View portion of Wershe hearing at end of post.
Richard “White Boy Rick” Wershe, Jr. has been in prison for 31 years for a non-violent drug offense and a minor role in a stolen car ring. Yet, the Executive Clemency Board of the Florida Commission on Offender review wants to think about whether he should be released from prison.
This morning, Wednesday, March 13th, they took “under advisement” his petition for early release from prison, despite the fact their own investigative unit recommended that he be released and two retired FBI agents testified in his behalf.
Will he be released?
Wershe, now 49 years old, was the youngest-ever paid FBI drug informant when he was a teen on Detroit’s east side. Moreover, he was “the most productive drug informant the Detroit FBI had (in the 1980s),” according to John Anthony, a retired FBI special agent who was the legal adviser to the agency’s Detroit office for many years.

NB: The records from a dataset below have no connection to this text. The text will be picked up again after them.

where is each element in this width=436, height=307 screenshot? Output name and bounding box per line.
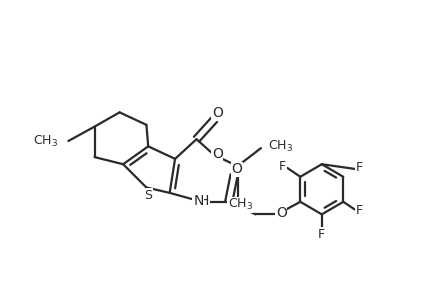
Text: N: N — [193, 194, 204, 208]
Text: F: F — [318, 227, 325, 240]
Text: CH$_3$: CH$_3$ — [33, 134, 58, 149]
Text: O: O — [276, 206, 287, 220]
Text: O: O — [212, 146, 223, 161]
Text: CH$_3$: CH$_3$ — [228, 197, 253, 212]
Text: S: S — [145, 189, 153, 202]
Text: F: F — [356, 204, 363, 217]
Text: O: O — [212, 106, 223, 120]
Text: F: F — [279, 160, 286, 173]
Text: O: O — [232, 162, 242, 176]
Text: F: F — [356, 161, 363, 174]
Text: CH$_3$: CH$_3$ — [268, 139, 293, 154]
Text: H: H — [198, 194, 209, 208]
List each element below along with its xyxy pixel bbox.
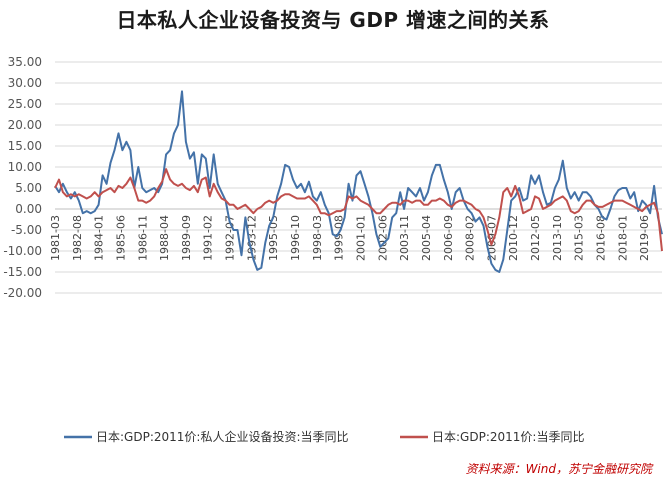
y-tick-label: 25.00 (8, 97, 42, 111)
y-tick-label: -5.00 (11, 223, 42, 237)
y-tick-label: 10.00 (8, 160, 42, 174)
x-tick-label: 2005-04 (420, 215, 433, 261)
x-tick-label: 2003-11 (398, 215, 411, 261)
y-tick-label: 20.00 (8, 118, 42, 132)
x-tick-label: 2010-12 (507, 215, 520, 261)
x-tick-label: 1984-01 (93, 215, 106, 261)
x-tick-label: 2016-08 (595, 215, 608, 261)
y-tick-label: 35.00 (8, 55, 42, 69)
x-tick-label: 1993-12 (245, 215, 258, 261)
x-tick-label: 2015-03 (573, 215, 586, 261)
y-tick-label: 5.00 (15, 181, 42, 195)
x-tick-label: 1989-09 (180, 215, 193, 261)
legend-label-gdp: 日本:GDP:2011价:当季同比 (432, 430, 584, 444)
x-tick-label: 2009-07 (485, 215, 498, 261)
x-tick-label: 1981-03 (49, 215, 62, 261)
x-tick-label: 1996-10 (289, 215, 302, 261)
y-tick-label: -20.00 (3, 286, 42, 300)
x-tick-label: 2008-02 (464, 215, 477, 261)
x-tick-label: 1985-06 (114, 215, 127, 261)
legend-label-equipment-investment: 日本:GDP:2011价:私人企业设备投资:当季同比 (96, 429, 349, 444)
y-tick-label: -15.00 (3, 265, 42, 279)
x-tick-label: 2001-01 (354, 215, 367, 261)
x-tick-label: 1998-03 (311, 215, 324, 261)
x-tick-label: 1982-08 (71, 215, 84, 261)
x-tick-label: 2019-06 (638, 215, 651, 261)
x-tick-label: 2002-06 (376, 215, 389, 261)
x-tick-label: 2013-10 (551, 215, 564, 261)
x-tick-label: 1991-02 (202, 215, 215, 261)
x-tick-label: 2006-09 (442, 215, 455, 261)
y-tick-label: 0.00 (15, 202, 42, 216)
x-tick-label: 1988-04 (158, 215, 171, 261)
source-note: 资料来源：Wind，苏宁金融研究院 (465, 462, 652, 476)
x-tick-label: 1995-05 (267, 215, 280, 261)
x-tick-label: 2018-01 (616, 215, 629, 261)
x-tick-label: 1992-07 (224, 215, 237, 261)
x-tick-label: 2012-05 (529, 215, 542, 261)
y-tick-label: 30.00 (8, 76, 42, 90)
series-line-gdp (54, 168, 663, 252)
y-tick-label: 15.00 (8, 139, 42, 153)
y-tick-label: -10.00 (3, 244, 42, 258)
chart-title: 日本私人企业设备投资与 GDP 增速之间的关系 (116, 8, 550, 32)
x-tick-label: 1986-11 (136, 215, 149, 261)
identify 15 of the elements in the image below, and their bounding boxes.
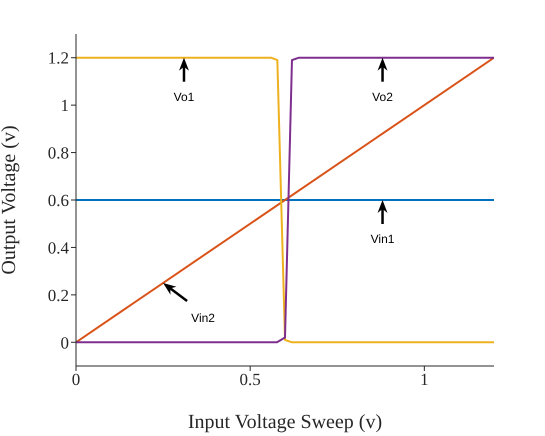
x-tick-label: 1 xyxy=(420,370,429,390)
y-tick-label: 1.2 xyxy=(48,48,69,68)
y-tick-label: 1 xyxy=(60,96,69,116)
annotation: Vin1 xyxy=(370,232,395,246)
annotation: Vo2 xyxy=(372,90,394,104)
annotation: Vo1 xyxy=(174,90,195,104)
annotation: Vin2 xyxy=(191,311,216,326)
x-axis-title: Input Voltage Sweep (v) xyxy=(188,411,382,433)
y-axis-title: Output Voltage (v) xyxy=(0,125,20,275)
y-tick-label: 0.8 xyxy=(48,144,69,163)
x-tick-label: 0.5 xyxy=(240,370,261,390)
y-tick-label: 0.6 xyxy=(48,191,69,210)
y-tick-label: 0 xyxy=(60,333,69,352)
y-tick-label: 0.2 xyxy=(48,286,69,305)
y-tick-label: 0.4 xyxy=(48,238,70,258)
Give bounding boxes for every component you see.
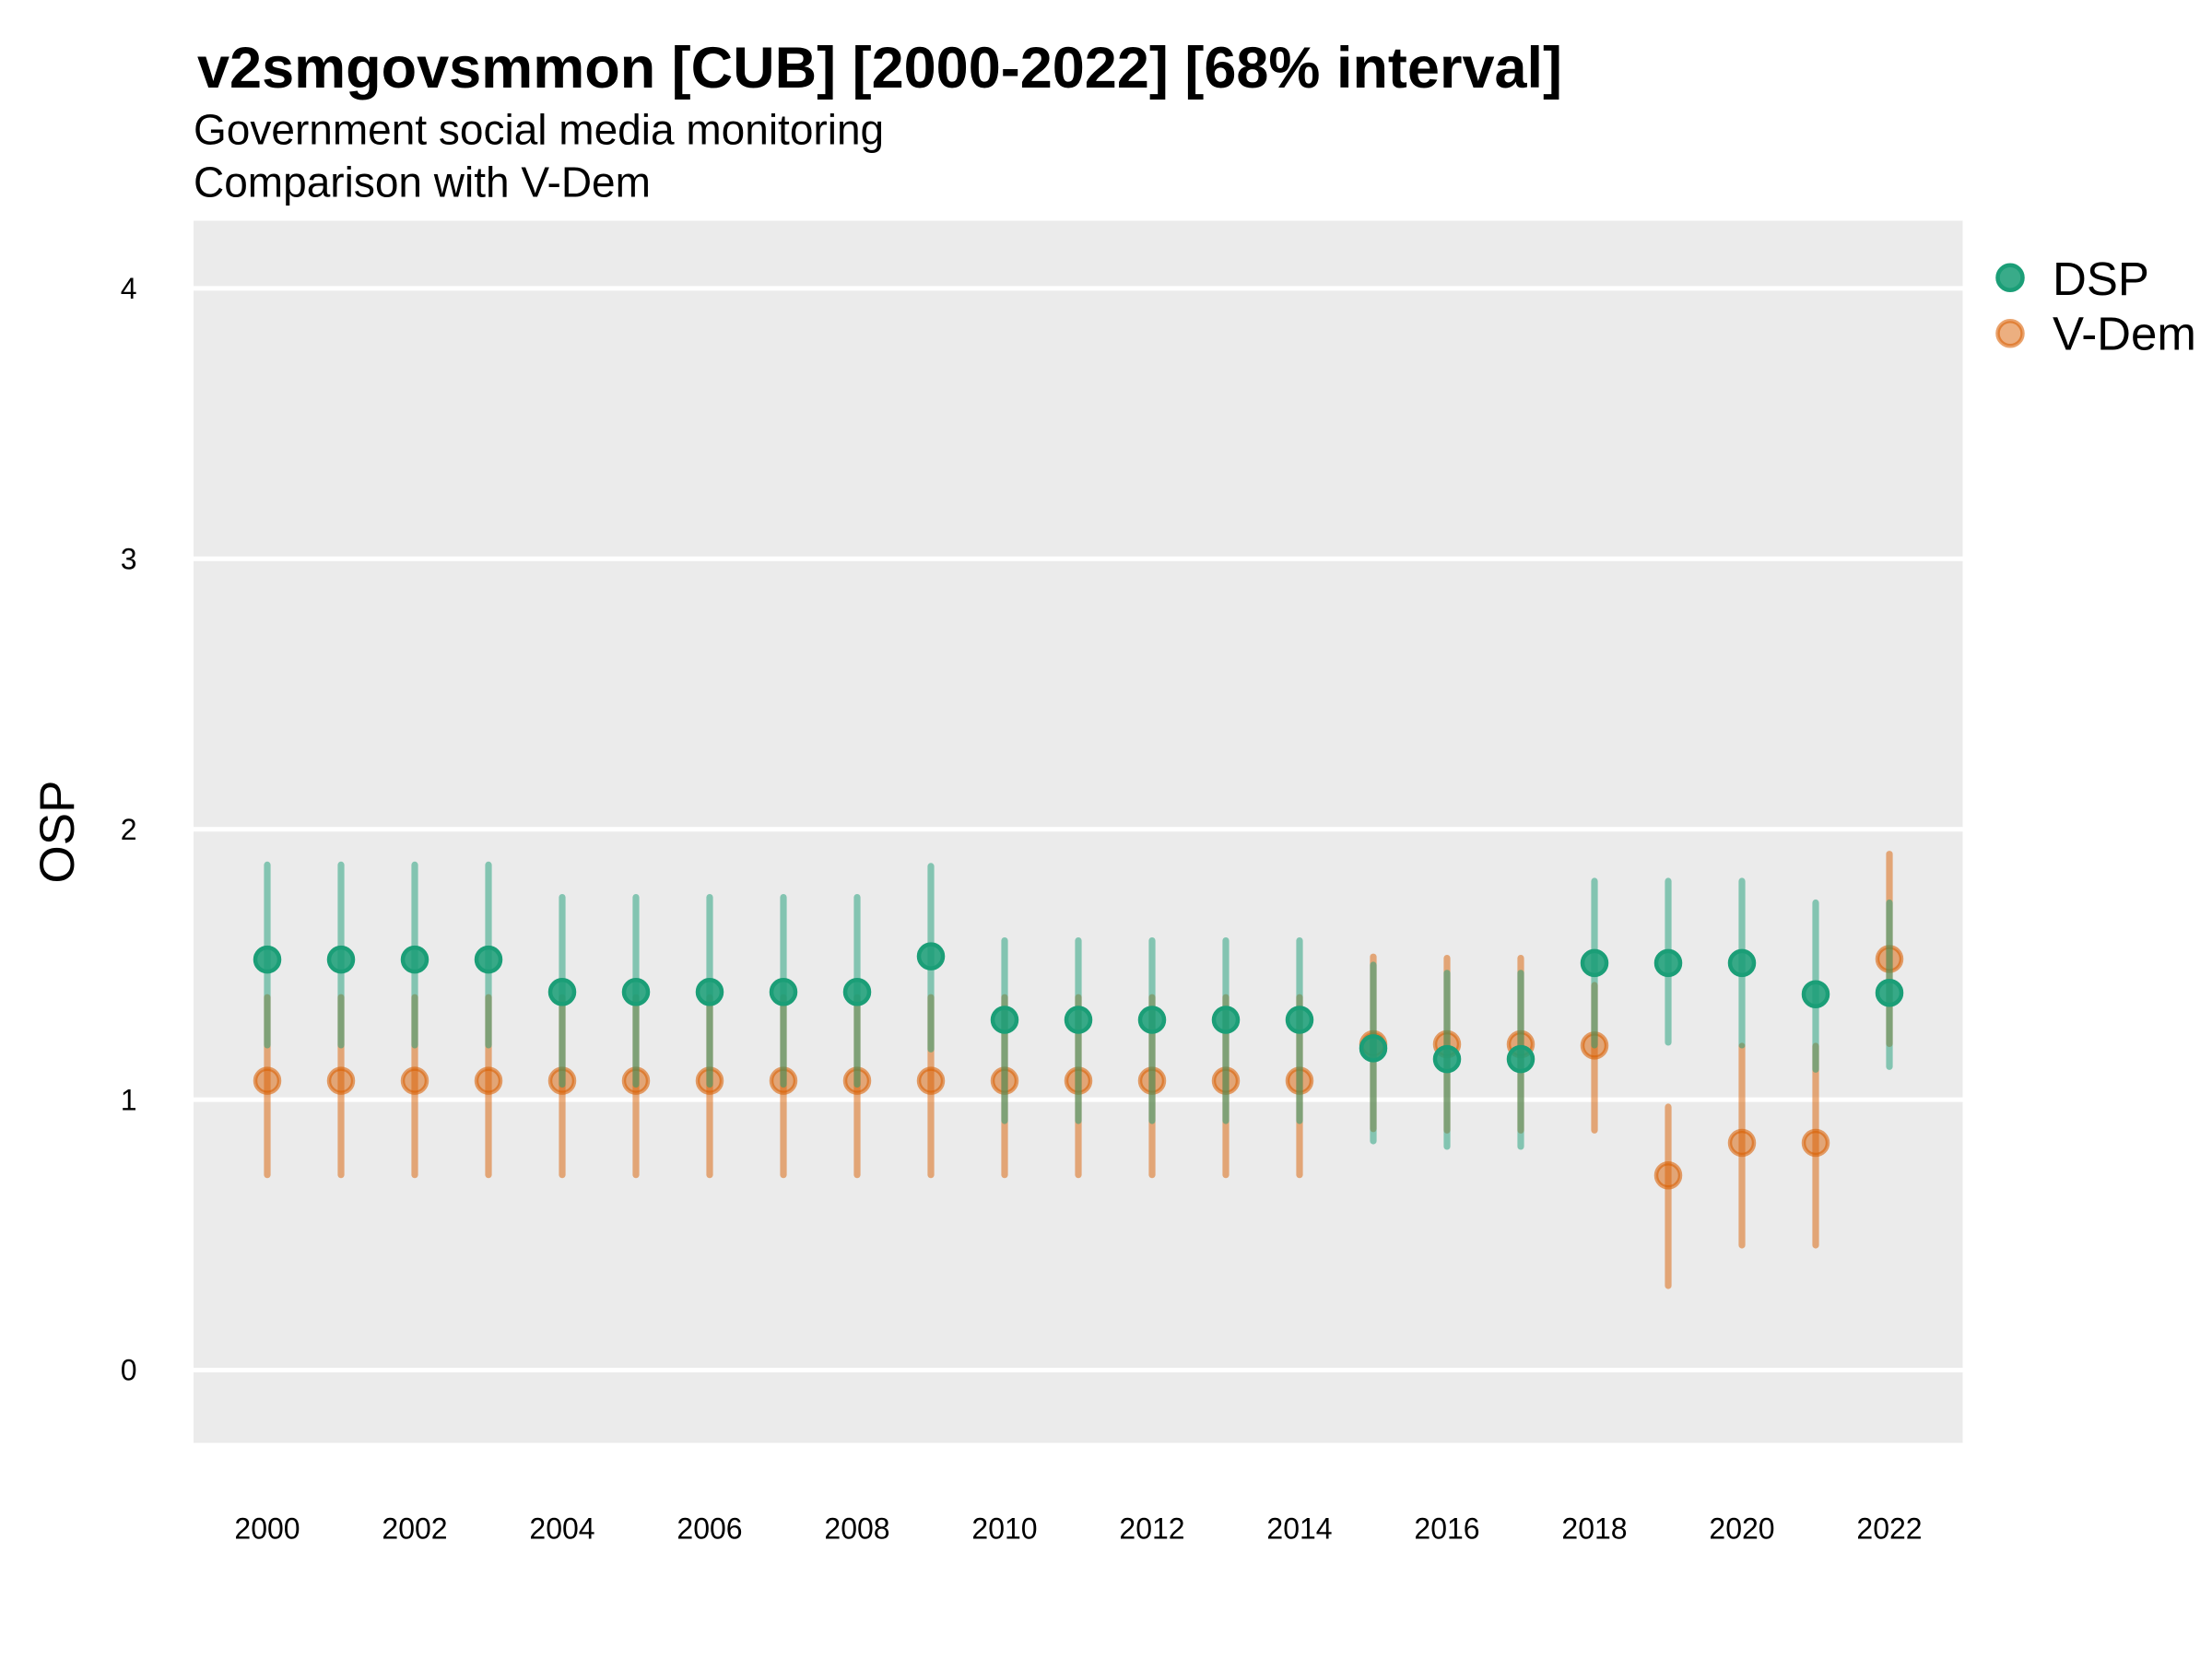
svg-text:2002: 2002 <box>382 1512 447 1545</box>
svg-text:2020: 2020 <box>1709 1512 1774 1545</box>
svg-text:V-Dem: V-Dem <box>2053 308 2196 360</box>
svg-text:1: 1 <box>121 1083 137 1116</box>
svg-text:2: 2 <box>121 813 137 846</box>
svg-text:2006: 2006 <box>677 1512 742 1545</box>
svg-text:4: 4 <box>121 272 137 305</box>
svg-text:2000: 2000 <box>234 1512 300 1545</box>
svg-text:Comparison with V-Dem: Comparison with V-Dem <box>194 159 651 206</box>
svg-text:3: 3 <box>121 543 137 576</box>
svg-text:2010: 2010 <box>971 1512 1037 1545</box>
svg-text:2004: 2004 <box>529 1512 594 1545</box>
svg-text:v2smgovsmmon [CUB] [2000-2022]: v2smgovsmmon [CUB] [2000-2022] [68% inte… <box>197 36 1562 100</box>
svg-text:2014: 2014 <box>1266 1512 1332 1545</box>
svg-text:2012: 2012 <box>1119 1512 1184 1545</box>
svg-text:2022: 2022 <box>1856 1512 1922 1545</box>
svg-text:Government social media monito: Government social media monitoring <box>194 106 884 154</box>
svg-text:2018: 2018 <box>1561 1512 1627 1545</box>
svg-text:DSP: DSP <box>2053 253 2149 305</box>
svg-text:2008: 2008 <box>824 1512 889 1545</box>
svg-text:2016: 2016 <box>1414 1512 1479 1545</box>
svg-text:OSP: OSP <box>30 781 85 884</box>
svg-text:0: 0 <box>121 1354 137 1387</box>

The former informant is serving a five-year prison sentence in a minimum-security prison. With credit for time served and good behavior he is scheduled for release in November, 2020.
He served 29 years of a life sentence for a Michigan drug conviction under a now-discarded law that mandated a life term for anyone caught with over 650 grams of cocaine. Wershe was caught with over 8 kilos of the white powder.
His new job.
Wershe had been recruited by the FBI—at age 14—to become a snitch against the Curry Brothers, one of the top echelon drug gangs in Detroit when the crack cocaine scourge swept the nation. The FBI found out the kid was friendly with the Currys, who were the target of a federal task force investigation. The FBI was particularly intrigued by the fact the group leader, Johnny Curry, was engaged to Cathy Volsan, the niece of the late Coleman Young, Detroit emperor-like mayor.
The teen informant did a good job. Perhaps too good. He told on the wrong people. Politically-connected people. When the FBI suddenly dropped him as an informant, Wershe, a school dropout from a dysfunctional family, turned to the only trade he knew: the one the narcs had taught. He started selling cocaine, hoping to become a wholesaler to the inner city’s drug retailers. He got caught and was sentenced to a life prison term.
From prison, Wershe continued to help the FBI in an undercover sting operation that resulted in the conviction of a dozen corrupt cops. This put his life in jeopardy so he was transferred to the federal witness protection program for convicts.
He was in a federal penitentiary in Phoenix for a while but was transferred to another federal prison in Florida. There he made contact with the operators of a used-car sales scheme that turned out to involve stolen cars. Wershe’s role was peripheral but he was participating in a theft scheme while under protection in a federal prison. The State of Florida prosecuted the ring and gave Wershe’s the harshest sentence—five years to run consecutive to his prison term in the Michigan case. Most of the other defendants received probation and restitution.
Wershe was finally paroled in Michigan in 2017 but Florida had a “hold” on him and he was transported to the Sunshine State to begin serving his term for the car theft conviction.
A Great Injustice
At the clemency hearing, retired FBI agent Herman Groman, Wershe’s “handler” in his informant days, testified that he paid his own way to the hearing “…because a great injustice to Richard Wershe, Jr. has been done by the government.” Groman noted Wershe’s extensive cooperation with law enforcement, even while in prison. “His sentence for a non-violent (drug) offense makes no sense to me.” Groman noted he has never advocated for the release of another prison inmate.
Another retired FBI agent, Gregg Schwarz, had less official contact with Wershe, but befriended him and believes the ex-snitch was treated badly by the government. Schwarz says he’s spoken by phone with Wershe twice a week for 32 years. “He’s contributed greatly to law enforcement. I challenge anybody to tell me one prisoner who has contributed more to law enforcement than this man.”
Ashley Moody, the new Florida Attorney General sounded unimpressed. She noted he was convicted in a case—grand theft auto—involving over 100 cars. She also argued with the retired FBI agents that Wershe has already had 488 days trimmed from his five-year sentence.
What it all comes down to…
Longtime corrections observers in Florida say it all comes down to how newly-elected Governor Ron DeSantis views the Wershe case. In that regard, it should be noted that after DeSantis won the governorship last fall, he did a “victory tour” of numerous Florida locations. Moody accompanied him. Her influence with him is likely to be a factor. She’s a former judge and she is married to a DEA agent.
Afterward, the mood among Rick Wershe’s advocates and supporters was “doom and gloom” according to Groman. Schwarz spoke with Rick Wershe afterward. He described the long-serving prison inmate as “super super super pissed. Blown away. Shocked.”
There’s no time or date set for the decision on Rick Wershe’s bid for clemency.